Adult female black-tailed mosquito (Culiseta melanura). Credit: C. Roxanne Connelly / University of Florida.

ORLANDO, Florida – Florida Department of Health officials are warning the public that mosquitoes carrying a virus that causes brain-swelling and death in humans were detected in sentinel chickens in Orange County, Florida this week.

According to the Florida Department of Health, approximately 30-45% of people with encephalitis caused by EEEV will die from the disease, making it one of the most serious mosquito-borne diseases in the United States. Of those who recover, many will suffer lasting effects.

There is no known medical treatment or cure for the disease.

“Several sentinel chickens in the same flock have tested positive for Eastern equine encephalitis virus (EEEV) infection,” the Orange County Department of Health stated in an advisory. “The risk of transmission to humans has increased.”

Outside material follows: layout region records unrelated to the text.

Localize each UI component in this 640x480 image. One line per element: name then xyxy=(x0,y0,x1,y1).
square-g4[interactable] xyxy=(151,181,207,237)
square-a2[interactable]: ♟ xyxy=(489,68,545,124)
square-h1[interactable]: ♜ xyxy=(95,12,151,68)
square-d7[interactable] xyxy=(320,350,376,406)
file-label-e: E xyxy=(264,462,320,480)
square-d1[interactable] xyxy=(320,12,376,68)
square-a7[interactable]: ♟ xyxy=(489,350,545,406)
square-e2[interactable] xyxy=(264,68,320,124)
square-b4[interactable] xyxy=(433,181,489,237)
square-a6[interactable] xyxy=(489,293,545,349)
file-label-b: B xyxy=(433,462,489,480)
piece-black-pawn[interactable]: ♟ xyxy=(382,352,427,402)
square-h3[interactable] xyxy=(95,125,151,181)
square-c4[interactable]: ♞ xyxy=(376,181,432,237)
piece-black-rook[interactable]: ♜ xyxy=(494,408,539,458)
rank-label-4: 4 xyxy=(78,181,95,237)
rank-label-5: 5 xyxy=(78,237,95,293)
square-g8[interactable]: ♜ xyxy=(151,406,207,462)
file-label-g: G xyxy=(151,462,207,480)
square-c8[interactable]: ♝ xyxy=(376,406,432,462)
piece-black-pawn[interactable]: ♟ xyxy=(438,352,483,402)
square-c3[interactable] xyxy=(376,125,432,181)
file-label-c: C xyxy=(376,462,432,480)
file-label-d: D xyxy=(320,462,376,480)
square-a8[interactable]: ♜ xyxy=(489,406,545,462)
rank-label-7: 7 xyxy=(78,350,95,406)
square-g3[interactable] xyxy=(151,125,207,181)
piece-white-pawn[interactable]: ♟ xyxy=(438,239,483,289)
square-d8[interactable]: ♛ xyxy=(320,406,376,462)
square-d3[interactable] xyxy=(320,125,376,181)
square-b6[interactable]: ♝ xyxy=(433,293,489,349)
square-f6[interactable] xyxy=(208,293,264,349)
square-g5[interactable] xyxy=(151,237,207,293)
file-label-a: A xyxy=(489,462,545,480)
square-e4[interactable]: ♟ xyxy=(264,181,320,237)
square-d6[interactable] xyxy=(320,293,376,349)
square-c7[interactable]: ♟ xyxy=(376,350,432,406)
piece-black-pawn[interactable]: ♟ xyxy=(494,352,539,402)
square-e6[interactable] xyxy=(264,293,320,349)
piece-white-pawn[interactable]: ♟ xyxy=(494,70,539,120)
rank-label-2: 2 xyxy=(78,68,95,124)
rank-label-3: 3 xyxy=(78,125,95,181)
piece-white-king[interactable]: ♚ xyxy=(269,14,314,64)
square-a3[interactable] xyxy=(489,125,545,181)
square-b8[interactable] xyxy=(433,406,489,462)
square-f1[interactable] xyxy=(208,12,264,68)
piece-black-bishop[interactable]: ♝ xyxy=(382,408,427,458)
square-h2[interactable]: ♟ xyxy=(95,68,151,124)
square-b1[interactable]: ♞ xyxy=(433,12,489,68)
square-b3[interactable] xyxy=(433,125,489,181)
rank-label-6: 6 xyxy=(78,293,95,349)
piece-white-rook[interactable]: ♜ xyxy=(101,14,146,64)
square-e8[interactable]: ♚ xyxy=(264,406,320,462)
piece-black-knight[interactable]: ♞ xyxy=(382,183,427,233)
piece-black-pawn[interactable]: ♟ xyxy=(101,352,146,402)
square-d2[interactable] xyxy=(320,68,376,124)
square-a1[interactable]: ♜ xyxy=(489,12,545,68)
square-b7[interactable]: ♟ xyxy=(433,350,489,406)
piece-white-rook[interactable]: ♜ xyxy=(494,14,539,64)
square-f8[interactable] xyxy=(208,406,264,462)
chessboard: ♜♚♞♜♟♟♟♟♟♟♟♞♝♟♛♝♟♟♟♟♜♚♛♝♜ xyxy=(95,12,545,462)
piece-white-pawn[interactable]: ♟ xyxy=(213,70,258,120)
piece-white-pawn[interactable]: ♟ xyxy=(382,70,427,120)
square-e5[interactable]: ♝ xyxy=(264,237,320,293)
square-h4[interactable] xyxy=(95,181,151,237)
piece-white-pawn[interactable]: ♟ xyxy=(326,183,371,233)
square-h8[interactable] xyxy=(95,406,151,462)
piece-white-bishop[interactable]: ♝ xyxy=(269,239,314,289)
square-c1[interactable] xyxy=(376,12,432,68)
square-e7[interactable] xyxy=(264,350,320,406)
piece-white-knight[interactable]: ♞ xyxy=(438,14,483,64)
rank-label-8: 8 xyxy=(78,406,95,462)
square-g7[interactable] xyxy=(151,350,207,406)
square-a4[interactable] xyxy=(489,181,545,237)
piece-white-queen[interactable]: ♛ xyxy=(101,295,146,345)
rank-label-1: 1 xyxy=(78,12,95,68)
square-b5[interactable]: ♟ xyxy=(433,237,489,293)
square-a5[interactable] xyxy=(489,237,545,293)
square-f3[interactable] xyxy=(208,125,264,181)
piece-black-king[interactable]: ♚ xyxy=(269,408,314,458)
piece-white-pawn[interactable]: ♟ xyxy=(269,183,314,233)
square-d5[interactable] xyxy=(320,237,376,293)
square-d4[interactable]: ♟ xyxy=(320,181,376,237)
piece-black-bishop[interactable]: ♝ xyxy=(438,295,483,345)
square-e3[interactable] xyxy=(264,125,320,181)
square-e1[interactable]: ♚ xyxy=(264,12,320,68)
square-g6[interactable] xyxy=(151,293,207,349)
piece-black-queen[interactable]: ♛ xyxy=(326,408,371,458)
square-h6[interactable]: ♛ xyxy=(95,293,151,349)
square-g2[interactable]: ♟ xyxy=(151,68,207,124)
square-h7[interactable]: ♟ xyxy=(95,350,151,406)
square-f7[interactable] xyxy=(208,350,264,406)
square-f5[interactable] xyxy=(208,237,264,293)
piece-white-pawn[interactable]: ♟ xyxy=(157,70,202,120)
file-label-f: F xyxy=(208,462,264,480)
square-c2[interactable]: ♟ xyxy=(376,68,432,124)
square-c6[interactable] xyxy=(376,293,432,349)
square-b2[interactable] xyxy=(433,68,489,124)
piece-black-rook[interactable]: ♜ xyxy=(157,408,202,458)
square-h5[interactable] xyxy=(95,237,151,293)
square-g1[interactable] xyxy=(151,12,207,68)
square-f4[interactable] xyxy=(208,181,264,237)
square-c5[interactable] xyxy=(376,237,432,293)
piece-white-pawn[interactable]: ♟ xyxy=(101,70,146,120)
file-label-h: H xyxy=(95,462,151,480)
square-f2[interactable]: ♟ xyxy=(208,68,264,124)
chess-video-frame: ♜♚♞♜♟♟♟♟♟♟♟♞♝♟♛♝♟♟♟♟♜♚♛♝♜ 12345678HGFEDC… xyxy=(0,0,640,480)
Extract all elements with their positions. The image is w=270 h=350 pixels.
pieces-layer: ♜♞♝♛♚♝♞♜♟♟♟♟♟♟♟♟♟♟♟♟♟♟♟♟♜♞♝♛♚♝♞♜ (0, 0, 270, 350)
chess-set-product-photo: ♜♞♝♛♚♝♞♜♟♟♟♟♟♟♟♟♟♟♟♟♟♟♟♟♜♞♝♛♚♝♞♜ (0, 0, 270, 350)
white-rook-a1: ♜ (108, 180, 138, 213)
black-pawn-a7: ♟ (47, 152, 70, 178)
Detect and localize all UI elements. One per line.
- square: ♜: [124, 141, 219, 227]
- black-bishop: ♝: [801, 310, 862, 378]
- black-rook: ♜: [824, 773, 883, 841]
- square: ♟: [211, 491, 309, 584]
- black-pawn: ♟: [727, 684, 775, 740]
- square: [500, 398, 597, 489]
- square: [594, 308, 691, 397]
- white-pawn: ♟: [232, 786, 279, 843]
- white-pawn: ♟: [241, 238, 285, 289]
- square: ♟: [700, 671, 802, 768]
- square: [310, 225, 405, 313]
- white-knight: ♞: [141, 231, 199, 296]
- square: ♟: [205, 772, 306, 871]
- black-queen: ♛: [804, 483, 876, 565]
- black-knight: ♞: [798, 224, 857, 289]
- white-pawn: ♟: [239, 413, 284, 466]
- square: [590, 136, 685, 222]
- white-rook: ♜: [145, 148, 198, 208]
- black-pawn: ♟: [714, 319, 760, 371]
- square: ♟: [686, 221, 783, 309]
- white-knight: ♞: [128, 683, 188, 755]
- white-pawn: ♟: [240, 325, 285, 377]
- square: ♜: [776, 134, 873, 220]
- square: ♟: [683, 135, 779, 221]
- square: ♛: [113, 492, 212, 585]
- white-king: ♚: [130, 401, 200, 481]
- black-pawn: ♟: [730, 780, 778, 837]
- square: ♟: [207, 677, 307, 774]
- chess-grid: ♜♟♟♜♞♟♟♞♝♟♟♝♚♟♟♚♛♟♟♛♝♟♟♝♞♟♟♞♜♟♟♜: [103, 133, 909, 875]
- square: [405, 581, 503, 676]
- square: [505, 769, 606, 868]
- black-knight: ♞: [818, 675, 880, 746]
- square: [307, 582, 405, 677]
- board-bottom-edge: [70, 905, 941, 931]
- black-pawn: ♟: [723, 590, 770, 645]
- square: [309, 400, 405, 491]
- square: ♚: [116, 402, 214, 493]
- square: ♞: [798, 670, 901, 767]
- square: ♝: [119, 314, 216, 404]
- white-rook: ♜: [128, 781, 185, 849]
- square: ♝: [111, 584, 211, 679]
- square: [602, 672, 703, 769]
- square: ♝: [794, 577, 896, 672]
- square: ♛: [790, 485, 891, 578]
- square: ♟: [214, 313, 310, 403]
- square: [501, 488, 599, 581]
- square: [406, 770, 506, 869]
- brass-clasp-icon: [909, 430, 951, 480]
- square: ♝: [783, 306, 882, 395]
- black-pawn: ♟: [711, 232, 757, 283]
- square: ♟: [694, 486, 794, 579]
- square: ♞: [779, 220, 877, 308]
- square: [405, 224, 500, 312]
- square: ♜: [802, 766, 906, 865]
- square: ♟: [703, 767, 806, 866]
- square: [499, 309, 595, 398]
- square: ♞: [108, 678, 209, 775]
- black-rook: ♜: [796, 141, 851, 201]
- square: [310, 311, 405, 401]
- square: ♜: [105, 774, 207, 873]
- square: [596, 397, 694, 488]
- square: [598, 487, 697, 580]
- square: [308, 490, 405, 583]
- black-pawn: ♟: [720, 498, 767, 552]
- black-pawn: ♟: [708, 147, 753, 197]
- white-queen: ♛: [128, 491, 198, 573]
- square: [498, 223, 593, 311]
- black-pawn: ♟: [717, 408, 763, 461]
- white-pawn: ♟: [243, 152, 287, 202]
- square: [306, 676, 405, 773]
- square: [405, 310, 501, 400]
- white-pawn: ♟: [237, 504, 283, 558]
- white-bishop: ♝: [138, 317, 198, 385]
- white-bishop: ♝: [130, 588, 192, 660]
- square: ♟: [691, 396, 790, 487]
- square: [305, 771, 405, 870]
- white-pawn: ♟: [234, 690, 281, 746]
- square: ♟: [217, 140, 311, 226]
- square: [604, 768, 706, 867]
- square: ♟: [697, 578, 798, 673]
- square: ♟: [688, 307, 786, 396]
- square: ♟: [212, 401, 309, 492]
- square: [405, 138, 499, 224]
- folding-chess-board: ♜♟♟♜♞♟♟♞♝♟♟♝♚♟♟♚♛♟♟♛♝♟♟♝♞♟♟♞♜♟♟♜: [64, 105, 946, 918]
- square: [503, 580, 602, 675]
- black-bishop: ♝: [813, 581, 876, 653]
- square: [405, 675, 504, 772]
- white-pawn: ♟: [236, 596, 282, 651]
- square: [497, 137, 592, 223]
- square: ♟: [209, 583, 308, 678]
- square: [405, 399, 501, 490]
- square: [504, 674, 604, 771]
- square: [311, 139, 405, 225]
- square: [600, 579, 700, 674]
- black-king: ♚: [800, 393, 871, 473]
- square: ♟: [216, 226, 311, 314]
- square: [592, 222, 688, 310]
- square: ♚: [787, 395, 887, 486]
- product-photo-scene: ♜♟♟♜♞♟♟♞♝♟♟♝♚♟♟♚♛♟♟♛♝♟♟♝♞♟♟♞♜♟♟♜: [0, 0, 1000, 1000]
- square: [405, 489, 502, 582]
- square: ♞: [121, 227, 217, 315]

Eastern equine encephalitis virus symptoms

Symptoms develop 3-10 days after the bite of an infected mosquito and begin with a sudden onset of fever, general muscle pains, and a headache of increasing severity.

Symptoms can become more severe over 1-2 weeks and infected individuals will either recover or show onset of encephalitis characterized by seizures, vomiting and focal neurological deficits.

Severe encephalitic cases often suffer from coma or death. People under the age of 15 or over 50 seem to be at greatest risk for severe disease.

EEV is a mosquito-borne alphavirus, first recognized in humans in 1938. It cycles between the black-tailed mosquito (Culiseta melanura) and birds in freshwater swampy areas.